«Наш подход важен, потому что в настоящее время не существует инструментов визуализации с высоким разрешением без меток, которые позволяют количественно определять и отображать взаимодействия между клетками и поверхностью, хотя эти процессы имеют фундаментальное значение для таких вещей, как заживление ран, развитие тканей, инвазия опухоли и т. Д. метастазы рака ", — сказал Брайан Каннингем, профессор электротехники, компьютерной инженерии и биоинженерии в Иллинойсе.Большинство традиционных методов визуализации основаны на флуоресцентных красителях, которые прикрепляются к клеточным компонентам и освещают их, чтобы они были видны под микроскопом.
Однако флуоресцентная маркировка имеет свои ограничения, а именно то, что она инвазивна, трудна для количественного измерения и обеспечивает лишь краткосрочное окно времени для исследования и измерения клеток из-за фотообесцвечивания.Используя PCEM, исследователи успешно измерили эффективную массовую плотность клеточных мембран во время дифференцировки стволовых клеток и реакцию раковых клеток на лекарства в течение длительного периода времени. Их результаты, «Количественная визуализация эффективной массовой плотности, связанной с клеточной мембраной, с использованием микроскопии, усиленной фотонными кристаллами», были опубликованы в журнале Progress in Quantum Electronics (ноябрь 2016 г., том 50).По словам ведущего исследователя PCEM Юэ Чжуо, научного сотрудника Института Бекмана, получившего докторскую степень, флуоресцентная маркировка не позволяет ученым видеть, как белок или клетка меняются с течением времени.

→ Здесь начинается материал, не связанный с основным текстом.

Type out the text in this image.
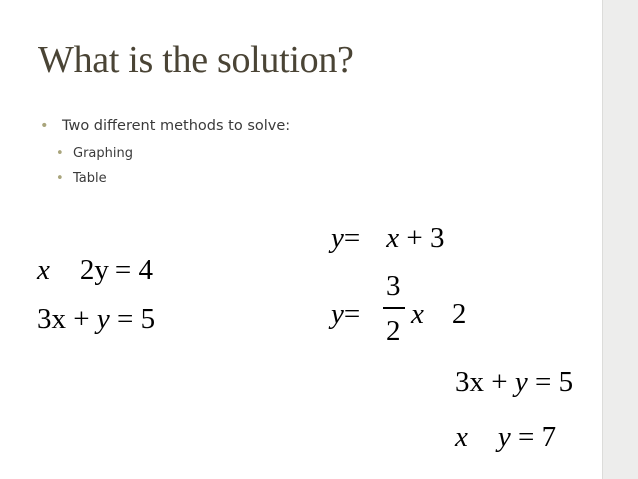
What is the solution?
• Two different methods to solve:
• Graphing
• Table
x 2y = 4
3x + y = 5
y= x + 3
y=
3
2
x 2
3x + y = 5
x y = 7
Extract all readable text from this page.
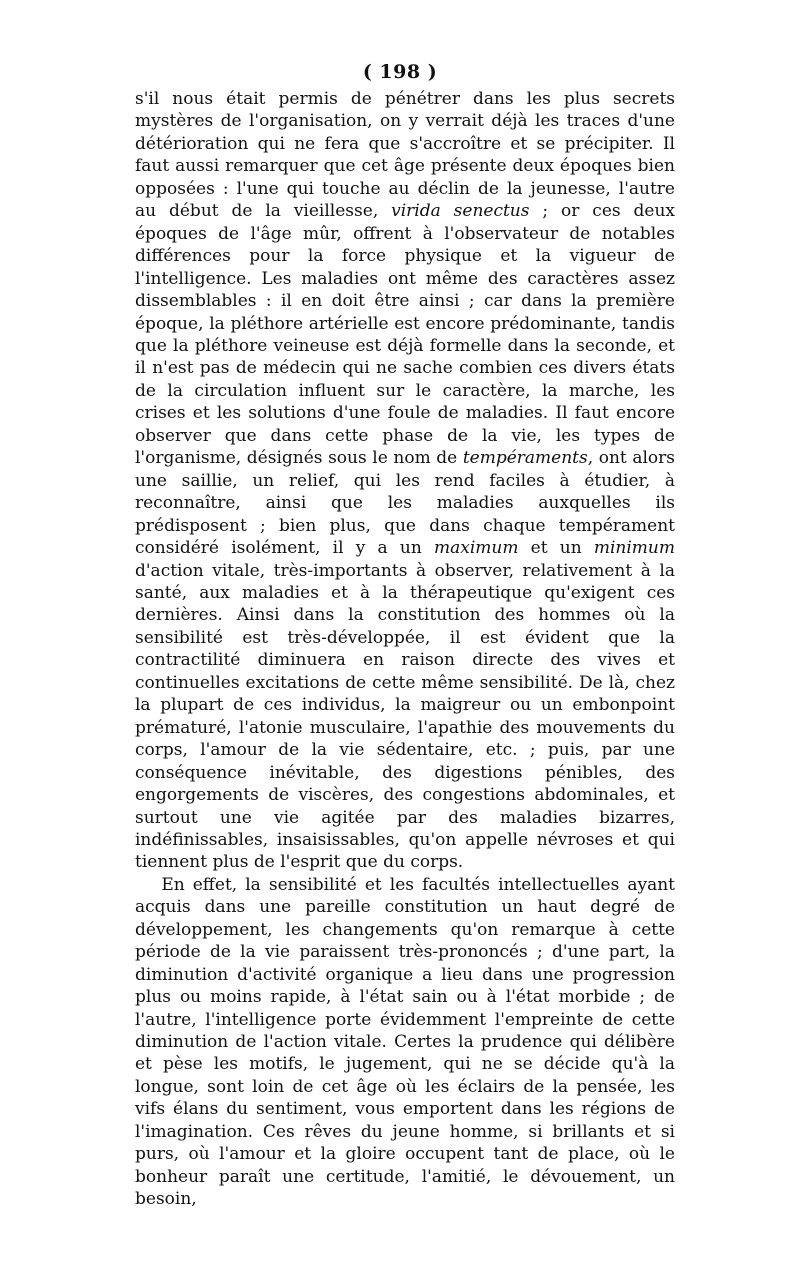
( 198 )

s'il nous était permis de pénétrer dans les plus secrets mystères de l'organisation, on y verrait déjà les traces d'une détérioration qui ne fera que s'accroître et se précipiter. Il faut aussi remarquer que cet âge présente deux époques bien opposées : l'une qui touche au déclin de la jeunesse, l'autre au début de la vieillesse, virida senectus ; or ces deux époques de l'âge mûr, offrent à l'observateur de notables différences pour la force physique et la vigueur de l'intelligence. Les maladies ont même des caractères assez dissemblables : il en doit être ainsi ; car dans la première époque, la pléthore artérielle est encore prédominante, tandis que la pléthore veineuse est déjà formelle dans la seconde, et il n'est pas de médecin qui ne sache combien ces divers états de la circulation influent sur le caractère, la marche, les crises et les solutions d'une foule de maladies. Il faut encore observer que dans cette phase de la vie, les types de l'organisme, désignés sous le nom de tempéraments, ont alors une saillie, un relief, qui les rend faciles à étudier, à reconnaître, ainsi que les maladies auxquelles ils prédisposent ; bien plus, que dans chaque tempérament considéré isolément, il y a un maximum et un minimum d'action vitale, très-importants à observer, relativement à la santé, aux maladies et à la thérapeutique qu'exigent ces dernières. Ainsi dans la constitution des hommes où la sensibilité est très-développée, il est évident que la contractilité diminuera en raison directe des vives et continuelles excitations de cette même sensibilité. De là, chez la plupart de ces individus, la maigreur ou un embonpoint prématuré, l'atonie musculaire, l'apathie des mouvements du corps, l'amour de la vie sédentaire, etc. ; puis, par une conséquence inévitable, des digestions pénibles, des engorgements de viscères, des congestions abdominales, et surtout une vie agitée par des maladies bizarres, indéfinissables, insaisissables, qu'on appelle névroses et qui tiennent plus de l'esprit que du corps.

En effet, la sensibilité et les facultés intellectuelles ayant acquis dans une pareille constitution un haut degré de développement, les changements qu'on remarque à cette période de la vie paraissent très-prononcés ; d'une part, la diminution d'activité organique a lieu dans une progression plus ou moins rapide, à l'état sain ou à l'état morbide ; de l'autre, l'intelligence porte évidemment l'empreinte de cette diminution de l'action vitale. Certes la prudence qui délibère et pèse les motifs, le jugement, qui ne se décide qu'à la longue, sont loin de cet âge où les éclairs de la pensée, les vifs élans du sentiment, vous emportent dans les régions de l'imagination. Ces rêves du jeune homme, si brillants et si purs, où l'amour et la gloire occupent tant de place, où le bonheur paraît une certitude, l'amitié, le dévouement, un besoin,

«Вы можете видеть клетку максимум в течение нескольких часов, прежде чем погаснет флуоресцентный свет, но для проведения эксперимента со стволовыми клетками требуется несколько дней», — сказал Чжо. «Ученые обычно используют флуоресцентные метки, потому что нет лучшего способа контролировать живые клетки из-за их низкого контраста изображения между клеточными органеллами. Это побуждает нас разработать безметочный метод визуализации с высоким разрешением для исследования живых клеток».
Микроскоп команды из Иллинойса работает с светодиодным источником света и фотонно-кристаллическим биосенсором, изготовленным из недорогих материалов, таких как диоксид титана и пластик, с использованием такого метода изготовления, как формование нанорепликации.«Наш датчик может быть легко изготовлен в массовом порядке, а стоимость изготовления каждого датчика составляет менее 1 доллара США». — отметил Чжо.В аппарате Чжуо фотонно-кристаллический биосенсор представляет собой оптический датчик, который может применяться к любым присоединяемым ячейкам. Поверхность сенсора покрыта материалами внеклеточного матрикса для облегчения клеточных взаимодействий, которые затем просматриваются через линзу обычного объектива и записываются с помощью камеры CCD.
«Преимущество нашей системы PCEM в том, что вы можете видеть, как [живая] клетка начинает прикрепляться к нашему датчику, и мы можем количественно и динамически измерить то, что произошло в то время», — сказал Чжо. «Мы действительно можем измерить очень тонкий слой на дне ячейки размером около 100 нанометров, что превышает дифракционный предел для видимого света».В будущем Чжо планирует оснастить микроскоп более высоким разрешением изображения и когда-нибудь надеется создать для ученых библиотеку данных о клеточной адгезии.
«Различные типы ячеек будут иметь разные динамические профили прикрепления». она объяснила. «Мы можем использовать эту библиотеку для скрининга различных типов клеток на предмет регенерации тканей, диагностики заболеваний или лечения лекарствами, например, чтобы увидеть, как распространяются больные клетки, или увидеть, как раковые клетки реагируют на различное лекарственное лечение».